Toyday Six sigma method is known as an efficient and effective method of solving the problem.The most common methodology in six sigma is DMAIC that includes five steps: Defenition, Measurement, Analysis, Improvement and Control. One of the most important bases of six sigma methodology is the use a lot of statistical techniques and methods for data analysis and identification of the basical cause of defects. On the other hand, one of the prominences of this method comparing to the other improvement methods is the use of statistical methods so that by the use of statistical tools in analysis phase one can measure the effects of potential causes on critical factors. So far, many classifications of statistical techniques and statistical tests have been offered in the analysis phase of six sigma, Which are often divided into two parts: parametric and nonparametric. Of course, there are a lot of difficulties for using these techniques.
The aim of this research in the first sage was to recognize the inadequencies and lack of statistical tests in the analysis phase; then, to present a technique to remove the difficulties by using Multiple Attribute Decision Making in the operation research. The results of this research reveated three classes of major difficulties using the statistical tests:
1- Most of nonparametric statistical tests have less confidence and strenghth than parametric tests.Futher, they do not enjoy sufficient accurancy.

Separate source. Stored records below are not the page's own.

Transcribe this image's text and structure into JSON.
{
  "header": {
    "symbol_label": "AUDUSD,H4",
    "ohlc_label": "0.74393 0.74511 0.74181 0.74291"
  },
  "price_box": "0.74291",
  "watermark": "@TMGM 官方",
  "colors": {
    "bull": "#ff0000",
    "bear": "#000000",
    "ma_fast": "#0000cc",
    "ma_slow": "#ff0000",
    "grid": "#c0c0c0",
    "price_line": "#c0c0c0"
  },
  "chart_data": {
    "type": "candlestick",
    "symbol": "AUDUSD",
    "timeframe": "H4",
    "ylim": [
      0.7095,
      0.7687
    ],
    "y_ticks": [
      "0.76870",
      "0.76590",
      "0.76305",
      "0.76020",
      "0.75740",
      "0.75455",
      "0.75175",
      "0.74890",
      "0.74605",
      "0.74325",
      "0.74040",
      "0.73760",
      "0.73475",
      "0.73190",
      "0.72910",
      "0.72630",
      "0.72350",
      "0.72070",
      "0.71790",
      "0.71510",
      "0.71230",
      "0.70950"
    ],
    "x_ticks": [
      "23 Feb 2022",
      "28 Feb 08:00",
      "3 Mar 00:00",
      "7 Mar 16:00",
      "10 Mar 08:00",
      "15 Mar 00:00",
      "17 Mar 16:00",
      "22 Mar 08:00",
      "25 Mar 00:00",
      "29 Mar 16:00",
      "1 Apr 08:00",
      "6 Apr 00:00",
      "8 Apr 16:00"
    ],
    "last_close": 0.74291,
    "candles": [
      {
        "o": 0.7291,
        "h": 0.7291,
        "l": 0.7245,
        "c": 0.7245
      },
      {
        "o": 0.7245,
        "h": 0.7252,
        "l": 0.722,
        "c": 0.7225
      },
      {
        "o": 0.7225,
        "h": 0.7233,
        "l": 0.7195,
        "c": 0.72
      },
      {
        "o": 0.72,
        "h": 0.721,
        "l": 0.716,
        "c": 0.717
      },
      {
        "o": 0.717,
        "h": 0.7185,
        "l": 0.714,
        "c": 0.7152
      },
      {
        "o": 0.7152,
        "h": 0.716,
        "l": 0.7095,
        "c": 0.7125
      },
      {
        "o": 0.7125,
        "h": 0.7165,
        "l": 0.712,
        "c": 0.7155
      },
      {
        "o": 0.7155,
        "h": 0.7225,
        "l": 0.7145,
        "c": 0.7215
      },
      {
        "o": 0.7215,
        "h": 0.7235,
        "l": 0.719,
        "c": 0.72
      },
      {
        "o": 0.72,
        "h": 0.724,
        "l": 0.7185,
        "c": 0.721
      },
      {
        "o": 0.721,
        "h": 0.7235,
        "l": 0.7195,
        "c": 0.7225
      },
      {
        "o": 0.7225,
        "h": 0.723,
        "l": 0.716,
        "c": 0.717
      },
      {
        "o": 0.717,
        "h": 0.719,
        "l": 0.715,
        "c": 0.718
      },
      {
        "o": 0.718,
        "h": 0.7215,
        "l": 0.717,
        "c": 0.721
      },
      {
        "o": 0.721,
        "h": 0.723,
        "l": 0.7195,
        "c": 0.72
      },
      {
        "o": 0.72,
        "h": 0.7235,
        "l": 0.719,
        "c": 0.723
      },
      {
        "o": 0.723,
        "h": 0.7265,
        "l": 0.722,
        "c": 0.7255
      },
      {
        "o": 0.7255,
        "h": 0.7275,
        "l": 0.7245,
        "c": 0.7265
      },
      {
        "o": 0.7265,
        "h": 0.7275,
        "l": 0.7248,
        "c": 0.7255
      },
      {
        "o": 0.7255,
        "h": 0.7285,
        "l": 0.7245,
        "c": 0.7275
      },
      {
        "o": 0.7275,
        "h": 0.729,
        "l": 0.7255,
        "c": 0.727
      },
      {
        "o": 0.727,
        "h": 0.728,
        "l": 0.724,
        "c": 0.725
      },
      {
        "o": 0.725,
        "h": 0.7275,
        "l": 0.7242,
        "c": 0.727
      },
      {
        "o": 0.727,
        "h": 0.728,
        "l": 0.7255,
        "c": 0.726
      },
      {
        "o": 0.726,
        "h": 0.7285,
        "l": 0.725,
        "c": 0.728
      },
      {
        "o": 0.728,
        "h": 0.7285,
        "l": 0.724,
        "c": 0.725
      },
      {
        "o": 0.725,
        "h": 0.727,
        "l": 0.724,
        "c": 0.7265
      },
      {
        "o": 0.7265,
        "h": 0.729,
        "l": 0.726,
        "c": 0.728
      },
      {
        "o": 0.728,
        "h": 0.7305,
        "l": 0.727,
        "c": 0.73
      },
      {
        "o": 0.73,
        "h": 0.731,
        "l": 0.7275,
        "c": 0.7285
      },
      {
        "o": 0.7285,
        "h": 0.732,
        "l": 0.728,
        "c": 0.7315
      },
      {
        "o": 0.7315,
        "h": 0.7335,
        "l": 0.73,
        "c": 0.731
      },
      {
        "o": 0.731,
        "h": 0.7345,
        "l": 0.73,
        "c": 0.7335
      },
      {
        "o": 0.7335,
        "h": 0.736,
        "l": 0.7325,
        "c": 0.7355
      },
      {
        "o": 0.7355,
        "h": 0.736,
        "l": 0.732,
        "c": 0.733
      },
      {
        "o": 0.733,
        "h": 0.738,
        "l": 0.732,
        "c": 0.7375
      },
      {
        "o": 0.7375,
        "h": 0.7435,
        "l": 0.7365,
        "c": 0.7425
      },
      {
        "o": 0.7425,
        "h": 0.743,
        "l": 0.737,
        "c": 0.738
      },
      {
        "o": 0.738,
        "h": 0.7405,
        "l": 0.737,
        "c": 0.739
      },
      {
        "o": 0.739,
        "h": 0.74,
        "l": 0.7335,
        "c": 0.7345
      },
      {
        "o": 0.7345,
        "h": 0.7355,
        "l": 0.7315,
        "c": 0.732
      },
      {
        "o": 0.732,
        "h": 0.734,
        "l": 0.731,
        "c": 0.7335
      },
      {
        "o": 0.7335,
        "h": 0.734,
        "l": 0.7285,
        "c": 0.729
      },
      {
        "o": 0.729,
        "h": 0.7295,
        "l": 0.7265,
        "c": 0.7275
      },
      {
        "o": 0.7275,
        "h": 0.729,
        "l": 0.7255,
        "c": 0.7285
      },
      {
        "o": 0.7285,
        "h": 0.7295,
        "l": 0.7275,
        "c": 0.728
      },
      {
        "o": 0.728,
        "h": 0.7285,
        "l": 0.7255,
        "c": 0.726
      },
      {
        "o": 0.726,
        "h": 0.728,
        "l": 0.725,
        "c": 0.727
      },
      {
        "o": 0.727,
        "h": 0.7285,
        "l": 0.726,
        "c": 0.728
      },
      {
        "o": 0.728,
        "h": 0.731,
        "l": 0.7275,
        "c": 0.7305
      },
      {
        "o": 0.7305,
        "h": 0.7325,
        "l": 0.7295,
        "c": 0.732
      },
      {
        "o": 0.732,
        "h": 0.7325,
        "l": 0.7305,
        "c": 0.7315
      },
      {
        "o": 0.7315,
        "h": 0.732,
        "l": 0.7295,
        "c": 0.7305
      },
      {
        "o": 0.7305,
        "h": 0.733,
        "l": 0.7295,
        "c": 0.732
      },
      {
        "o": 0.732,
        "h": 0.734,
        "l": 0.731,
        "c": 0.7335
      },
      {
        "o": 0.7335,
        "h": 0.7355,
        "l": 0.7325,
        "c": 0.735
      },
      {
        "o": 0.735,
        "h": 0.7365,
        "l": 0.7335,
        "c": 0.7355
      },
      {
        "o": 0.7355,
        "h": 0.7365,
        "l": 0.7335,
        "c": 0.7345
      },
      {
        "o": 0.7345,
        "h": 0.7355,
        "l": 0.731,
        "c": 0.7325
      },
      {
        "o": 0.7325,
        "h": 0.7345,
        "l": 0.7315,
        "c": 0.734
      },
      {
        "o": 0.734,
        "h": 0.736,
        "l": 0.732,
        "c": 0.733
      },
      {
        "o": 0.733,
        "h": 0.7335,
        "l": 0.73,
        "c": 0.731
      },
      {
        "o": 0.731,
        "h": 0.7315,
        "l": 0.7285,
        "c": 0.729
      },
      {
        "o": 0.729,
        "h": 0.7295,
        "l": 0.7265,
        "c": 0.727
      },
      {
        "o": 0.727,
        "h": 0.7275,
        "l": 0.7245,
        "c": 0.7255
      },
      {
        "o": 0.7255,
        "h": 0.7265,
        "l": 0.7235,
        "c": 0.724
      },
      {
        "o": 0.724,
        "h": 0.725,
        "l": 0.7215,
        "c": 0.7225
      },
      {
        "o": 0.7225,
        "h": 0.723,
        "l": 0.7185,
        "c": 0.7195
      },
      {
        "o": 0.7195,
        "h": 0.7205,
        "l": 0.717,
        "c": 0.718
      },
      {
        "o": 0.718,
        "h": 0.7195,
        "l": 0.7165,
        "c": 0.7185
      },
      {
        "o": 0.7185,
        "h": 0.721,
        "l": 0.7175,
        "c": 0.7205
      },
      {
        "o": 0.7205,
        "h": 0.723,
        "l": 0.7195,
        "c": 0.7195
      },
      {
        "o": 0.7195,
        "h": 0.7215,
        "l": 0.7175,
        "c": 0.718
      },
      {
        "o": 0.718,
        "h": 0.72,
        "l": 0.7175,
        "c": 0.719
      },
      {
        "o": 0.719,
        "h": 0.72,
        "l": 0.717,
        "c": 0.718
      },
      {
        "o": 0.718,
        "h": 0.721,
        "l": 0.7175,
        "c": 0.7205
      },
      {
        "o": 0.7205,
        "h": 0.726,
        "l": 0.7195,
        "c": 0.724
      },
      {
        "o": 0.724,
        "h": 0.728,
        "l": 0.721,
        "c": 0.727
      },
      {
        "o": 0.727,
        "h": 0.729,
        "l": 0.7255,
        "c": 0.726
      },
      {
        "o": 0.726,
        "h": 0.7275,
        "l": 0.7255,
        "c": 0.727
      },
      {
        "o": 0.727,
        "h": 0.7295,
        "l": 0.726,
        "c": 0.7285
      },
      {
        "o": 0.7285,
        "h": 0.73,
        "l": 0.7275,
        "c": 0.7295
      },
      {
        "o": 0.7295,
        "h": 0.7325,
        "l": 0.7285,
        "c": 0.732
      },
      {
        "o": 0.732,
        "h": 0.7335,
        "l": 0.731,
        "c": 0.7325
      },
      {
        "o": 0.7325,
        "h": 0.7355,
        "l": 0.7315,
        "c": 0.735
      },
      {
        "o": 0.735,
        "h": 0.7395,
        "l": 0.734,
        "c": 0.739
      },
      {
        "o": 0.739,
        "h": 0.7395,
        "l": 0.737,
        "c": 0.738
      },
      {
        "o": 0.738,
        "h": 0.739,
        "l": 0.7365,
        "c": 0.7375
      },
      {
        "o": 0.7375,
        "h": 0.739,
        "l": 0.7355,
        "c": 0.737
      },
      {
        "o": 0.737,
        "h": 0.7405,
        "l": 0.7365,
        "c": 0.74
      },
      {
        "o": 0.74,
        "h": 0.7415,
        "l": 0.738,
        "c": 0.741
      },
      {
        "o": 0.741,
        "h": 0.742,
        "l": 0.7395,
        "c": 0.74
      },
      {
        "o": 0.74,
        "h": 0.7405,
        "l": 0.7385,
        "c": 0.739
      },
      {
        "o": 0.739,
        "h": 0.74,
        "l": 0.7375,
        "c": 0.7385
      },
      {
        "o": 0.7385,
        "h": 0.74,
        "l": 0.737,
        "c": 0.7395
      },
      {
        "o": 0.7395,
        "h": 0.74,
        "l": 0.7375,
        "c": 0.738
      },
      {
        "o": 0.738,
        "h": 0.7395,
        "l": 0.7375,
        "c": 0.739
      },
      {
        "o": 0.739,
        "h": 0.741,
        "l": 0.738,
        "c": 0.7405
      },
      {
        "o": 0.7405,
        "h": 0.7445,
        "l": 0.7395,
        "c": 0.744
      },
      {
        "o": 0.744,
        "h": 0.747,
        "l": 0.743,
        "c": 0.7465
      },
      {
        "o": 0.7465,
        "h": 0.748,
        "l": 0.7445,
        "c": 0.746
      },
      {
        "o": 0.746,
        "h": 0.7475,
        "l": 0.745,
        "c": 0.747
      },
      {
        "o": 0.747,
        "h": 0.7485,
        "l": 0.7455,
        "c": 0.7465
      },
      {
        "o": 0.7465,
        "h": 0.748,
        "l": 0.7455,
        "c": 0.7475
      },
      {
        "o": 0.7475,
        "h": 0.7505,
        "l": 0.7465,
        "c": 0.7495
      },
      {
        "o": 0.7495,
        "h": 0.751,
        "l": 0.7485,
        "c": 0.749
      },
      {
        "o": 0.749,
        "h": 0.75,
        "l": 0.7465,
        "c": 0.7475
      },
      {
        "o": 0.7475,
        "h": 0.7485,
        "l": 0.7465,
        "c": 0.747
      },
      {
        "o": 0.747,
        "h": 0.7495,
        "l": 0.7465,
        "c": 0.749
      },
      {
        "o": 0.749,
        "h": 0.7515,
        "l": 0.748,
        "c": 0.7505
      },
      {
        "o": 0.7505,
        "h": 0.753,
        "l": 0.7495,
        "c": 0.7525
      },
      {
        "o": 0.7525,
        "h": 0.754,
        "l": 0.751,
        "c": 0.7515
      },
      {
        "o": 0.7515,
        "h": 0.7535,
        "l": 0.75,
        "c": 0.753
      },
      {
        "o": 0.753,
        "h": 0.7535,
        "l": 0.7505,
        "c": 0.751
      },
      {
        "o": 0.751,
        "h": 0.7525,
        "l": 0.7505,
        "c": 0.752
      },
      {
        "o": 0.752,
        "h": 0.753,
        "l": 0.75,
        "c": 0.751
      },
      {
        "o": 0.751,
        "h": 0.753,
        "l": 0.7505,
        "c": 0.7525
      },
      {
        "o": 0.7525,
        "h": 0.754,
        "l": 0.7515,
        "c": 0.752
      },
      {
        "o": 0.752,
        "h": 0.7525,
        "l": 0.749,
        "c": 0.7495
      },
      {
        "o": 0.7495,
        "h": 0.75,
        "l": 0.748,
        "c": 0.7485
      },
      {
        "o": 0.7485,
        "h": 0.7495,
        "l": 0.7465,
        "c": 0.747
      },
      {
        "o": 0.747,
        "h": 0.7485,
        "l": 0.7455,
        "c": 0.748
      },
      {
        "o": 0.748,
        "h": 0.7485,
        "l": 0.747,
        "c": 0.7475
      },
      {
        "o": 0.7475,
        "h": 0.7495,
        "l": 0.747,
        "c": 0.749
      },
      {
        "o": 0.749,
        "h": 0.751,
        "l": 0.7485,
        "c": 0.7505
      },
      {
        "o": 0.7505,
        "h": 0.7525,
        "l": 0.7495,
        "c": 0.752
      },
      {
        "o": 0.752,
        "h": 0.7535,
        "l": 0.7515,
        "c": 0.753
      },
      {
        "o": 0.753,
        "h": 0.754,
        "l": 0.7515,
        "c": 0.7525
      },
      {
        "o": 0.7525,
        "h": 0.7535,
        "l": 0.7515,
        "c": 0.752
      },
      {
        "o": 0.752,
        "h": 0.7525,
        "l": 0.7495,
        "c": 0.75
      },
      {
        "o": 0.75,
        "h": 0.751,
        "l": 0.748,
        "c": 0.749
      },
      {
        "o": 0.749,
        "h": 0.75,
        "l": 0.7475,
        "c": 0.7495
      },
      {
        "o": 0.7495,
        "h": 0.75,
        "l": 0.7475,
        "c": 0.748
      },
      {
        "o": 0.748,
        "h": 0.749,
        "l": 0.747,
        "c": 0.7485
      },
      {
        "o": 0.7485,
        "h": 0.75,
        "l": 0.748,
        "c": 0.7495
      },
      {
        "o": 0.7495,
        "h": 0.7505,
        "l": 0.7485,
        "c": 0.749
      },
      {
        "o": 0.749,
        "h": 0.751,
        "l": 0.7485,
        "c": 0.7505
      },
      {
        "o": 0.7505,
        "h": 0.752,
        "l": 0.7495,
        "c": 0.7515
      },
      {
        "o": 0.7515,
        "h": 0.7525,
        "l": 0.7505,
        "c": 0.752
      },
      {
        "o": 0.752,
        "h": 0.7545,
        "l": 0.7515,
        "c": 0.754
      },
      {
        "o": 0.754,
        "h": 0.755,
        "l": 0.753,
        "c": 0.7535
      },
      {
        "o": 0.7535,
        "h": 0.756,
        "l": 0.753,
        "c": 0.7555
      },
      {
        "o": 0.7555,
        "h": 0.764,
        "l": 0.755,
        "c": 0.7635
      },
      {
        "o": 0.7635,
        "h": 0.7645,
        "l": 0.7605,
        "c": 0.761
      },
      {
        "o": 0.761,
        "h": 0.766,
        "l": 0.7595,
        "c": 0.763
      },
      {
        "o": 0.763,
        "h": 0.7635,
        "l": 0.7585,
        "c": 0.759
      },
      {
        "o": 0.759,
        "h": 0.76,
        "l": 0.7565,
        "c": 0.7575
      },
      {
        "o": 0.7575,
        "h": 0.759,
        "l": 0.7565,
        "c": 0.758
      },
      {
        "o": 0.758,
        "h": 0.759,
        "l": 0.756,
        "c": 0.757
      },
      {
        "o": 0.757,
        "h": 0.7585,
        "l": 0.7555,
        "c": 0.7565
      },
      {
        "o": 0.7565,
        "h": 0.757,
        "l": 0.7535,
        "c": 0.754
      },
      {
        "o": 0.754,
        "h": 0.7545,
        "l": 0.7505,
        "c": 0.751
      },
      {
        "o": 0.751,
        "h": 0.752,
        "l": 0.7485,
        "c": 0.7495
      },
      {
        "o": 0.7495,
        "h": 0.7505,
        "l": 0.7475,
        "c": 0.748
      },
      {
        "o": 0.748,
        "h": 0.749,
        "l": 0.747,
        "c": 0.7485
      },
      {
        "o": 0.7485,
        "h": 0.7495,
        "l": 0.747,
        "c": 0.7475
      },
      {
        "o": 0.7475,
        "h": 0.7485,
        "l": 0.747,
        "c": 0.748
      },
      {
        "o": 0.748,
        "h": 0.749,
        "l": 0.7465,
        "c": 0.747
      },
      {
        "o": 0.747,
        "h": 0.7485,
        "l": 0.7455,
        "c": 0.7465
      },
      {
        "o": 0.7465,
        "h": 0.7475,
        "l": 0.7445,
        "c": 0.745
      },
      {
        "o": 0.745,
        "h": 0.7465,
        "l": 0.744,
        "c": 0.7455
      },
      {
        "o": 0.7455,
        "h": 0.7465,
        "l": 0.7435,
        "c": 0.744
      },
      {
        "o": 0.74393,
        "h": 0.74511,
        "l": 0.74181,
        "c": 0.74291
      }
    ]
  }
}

2- When the amount of the considerated data or the sample size is not large enough.
3- In some cases, no statistical tests(either parametric or nonparametric) is proportional to the conditions of six sigma research.
In this research, we reviewed the valid scientific sources available in the field of MADM (Multi Attribute Decisin Making) and the types of classification of these methods to remove defects. At the end, a new method
(algorithm) to apply MADM in the analyse phase of six sigma was developed.
The algorithm pays attention to the Decision Maker, MADM characteristics, the problem characteristics and chracteristics of the obtained solution. Applying of this
new algorithm, in the cases that statistical tests do not have sufficient strength and accurancy, can strongly increase the efficiency of six sigma methodology.